Acoustic Monitor Turns Any Surface into An Input Device

Why spend hundreds of dollars on high tech input devices when you might be able to get the same actions out of scratching your fingernail against a wall? Chris Harrison from Carnegie Mellon University debuted his new form of “scratch input” at SIGGRAPH this summer. Using a rudimentary acoustic sensor attached to any hard surface, Harrison’s scratch input interprets contact with the surface as predetermined commands. Move the sensor to a new surface and you can still use those commands. Harrison has turned any surface into a simple input device. Check out his monotone demonstration video after the break.

The most annoying sound in the world just got useful.
The most annoying sound in the world just got useful.

We first got interested with Chris Harrison because of his deformable touch screen technology. The guy’s just a graduate student and he’s making some pretty amazing gadgets. However, we should point out that when it comes to acoustic sensors and scratch input Harrison’s isn’t the first, or even the most sophisticated. A EU based research project, Tangible Acoustic Interfaces for Computer Human Interaction (TAI-CHI), was able to create a real one-to-one version of scratch input back in 2005-2006. Check out their demo video below; it’s brief but impressive.

Harrison and Scratch Input (2009)

TAI-CHI (2006)

Now, I’m not trying to do some big expose here. It’s very likely Harrison new all about the earlier TAI-CHI work because there are some major differences between the two projects. First, Harrison is looking for just five or six inputs and not much more. TAI-CHI was trying to create a way to record absolute positioning and motion. That’s why Harrison can use a stethoscope and TAI-CHI has to have four piezo-electric transducers working in tandem. You can see this in the examples they provide. TAI-CHI demonstrates how to use a board like a notepad. Harrison is showing cool ways to control a radio or mute a cell phone. The two projects have very similar principles, but produce very different technologies.

That being said, both projects have much the same implications, albeit on different ends of a spectrum of sophistication. These devices will allow users to rethink what constitutes an input device. Back in 2006, TAI-CHI toured with a program that allowed a user to play the piano on any hard surface. Similar applications (including the notepad type software shown in the demo) could be used to replicate a computer mouse, or keyboard. Though TAI-CHI officially ended in December 2006, its collaborators are continuing to publish papers that refine the complex mathematics necessary in their device.

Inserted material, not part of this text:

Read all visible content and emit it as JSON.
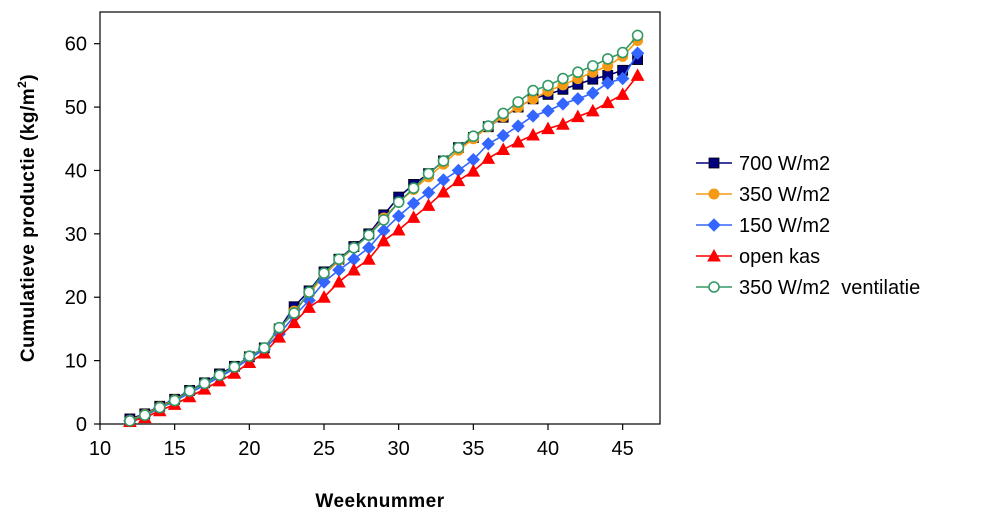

Harrison’s end of things are much more down and dirty. I can see cell phones and laptops coming with simplified scratch input just as the video demonstrates. Emergency shut-off switches could be incorporated into industrial machinery that utilize scratch input of some kind. In fact, I favor Harrison’s kind of acoustic input devices because they are so simple. It seems more likely that third party developers will come up with more innovative uses for a simple device than for a complicated one.

Then again, if scratch input was going to take off, it might have already done so. Almost three years since TAI-CHI finished and I don’t see the technology springing out of stores anywhere. What I do know is that human-computer interfaces are evolving. Whether or not scratch input is part of that evolution, the way we conceive of interacting with our computers is going to change. My grandfather could flip channels on his TV by dropping a fork, maybe I’ll be able to send an email the same way.